Nvidia Volta - 架構看點

2018-02-19 15:43:20.0

Nvidia CEO黃仁勳的GTC主旨演講淩晨結束，股票大漲，媒體炸鍋。同時，http://devblogs.nvidia.com上刊出一篇文章“Inside Volta: The World’s Most Advanced Data Center GPU”（Inside Volta: The World’s Most Advanced Data Center GPU | Parallel Forall），比較詳細的介紹了Nvidia最新的Volta架構。這篇文章非常值得一讀，推薦大家點擊原文連結好好看看。當然你也可以等一等，估計會出現很多對這篇文章的翻譯。這裡我就不做翻譯了，而是想快速和大家分享一下在架構層面我覺得比較重要的地方，供大家參考。

1. Key Features

按照我們的習慣，首先還是先看一下Volta的關鍵特性，這應該也是Nvidia最引以為豪的地方。這裡做了一些刪減，第一個feature包括了最多硬體架構上的改變，後面我來詳細介紹。

New Streaming Multiprocessor (SM) Architecture Optimized for Deep Learning Volta features a major new redesign of the SM processor architecture that is at the center of the GPU....With independent, parallel integer and floating point datapaths, the Volta SM is also much more efficient on workloads with a mix of computation and addressing calculations..... Volta’s new independent thread scheduling capability enables finer-grain synchronization and cooperation between parallel threads. Finally, a new combined L1 Data Cache and Shared Memory subsystem significantly improves performance while also simplifying programming.
Second-Generation NVLink™ ... supports up to 6 NVLink links at 25 GB/s for a total of 300 GB/s. ...
HBM2 Memory: Faster, Higher Efficiency Volta’s highly tuned 16GB HBM2 memory subsystem delivers 900 GB/sec peak memory bandwidth. ...
Volta Multi-Process Service Volta Multi-Process Service (MPS) is a new feature of the Volta GV100 architectureproviding hardware acceleration of critical components of the CUDA MPS server, enabling improved performance, isolation, and better quality of service (QoS) for multiple compute applications sharing the GPU. ...
Enhanced Unified Memory and Address Translation Services GV100 Unified Memory technology in Volta GV100 includes new access counters to allow more accurate migration of memory pages to the processor that accesses the pages most frequently, improving efficiency for accessing memory ranges shared between processors. ...
Cooperative Groups and New Cooperative Launch APIs ....allows developers to express the granularity at which threads are communicating, helping them to express richer, more efficient parallel decompositions. ...
Maximum Performance and Maximum Efficiency Modes ...
Volta Optimized Software ...Volta-optimized versions of GPU accelerated libraries such as cuDNN, cuBLAS, and TensorRT leverage the new features of the Volta GV100 architecture to deliver higher performance for both deep learning and High Performance Computing (HPC) applications....
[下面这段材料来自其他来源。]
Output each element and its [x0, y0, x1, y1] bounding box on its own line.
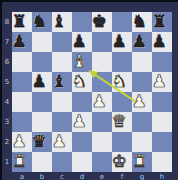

從這些feature來看，Nvidia現在越來越強調對Deep Learning的支持，這些軟硬體feature讓它在datacenter的training方面還是很有優勢的。下面這個圖也對比了GV100（Volta）和之前架構的改進。其中比較有趣的點包括，增加了Tensor Core和相應的性能指標；晶片巨大的面積815mm和先進工藝12nm FFN。

Nvidia的大殺器使用了12nm的工藝，晶片面積還是達到815mm。是否良率能夠滿足要求呢？轉念一想，也許Nvidia並不在乎這個，反正晶片賣天價也有的是人搶。

2. Tensor Cores

當然，Volta架構中最吸引眼球的地方就是新增的Tensor Cores。下圖說明瞭它的功能。

從這裡的公式和圖示來看，Volta中的一個Tensor Core可以進行4x4矩陣的成累加運算。

“Each Tensor Core performs 64 floating point FMA mixed-precision operations per clock (FP16 multiply and FP32 accumulate) and 8 Tensor Cores in an SM perform a total of 1024 floating point operations per clock. This is a dramatic 8X increase in throughput for deep learning applications per SM compared to Pascal GP100 using standard FP32 operations, resulting in a total 12X increase in throughput for the Volta V100 GPU compared to the Pascal P100 GPU. Tensor Cores operate on FP16 input data with FP32 accumulation. ”

具體到硬體架構，文章給出了一個簡化的圖示。

根據我們之前對Google TPU的分析（脈動陣列 - 因Google TPU獲得新生），這裡的tensor core和Google TPU的脈動陣列PE（cell）相比，主要差別在於：1. Tensor Core細微性要大很多，TPU的每個Cell只完成一個標量成累加；2. Tensor Core的精度高，TPU的Cell只支援8bit和16bit定點數操作。畢竟TPU只是面向data center的inference應用的。再放一下我畫的TPU cell猜想圖。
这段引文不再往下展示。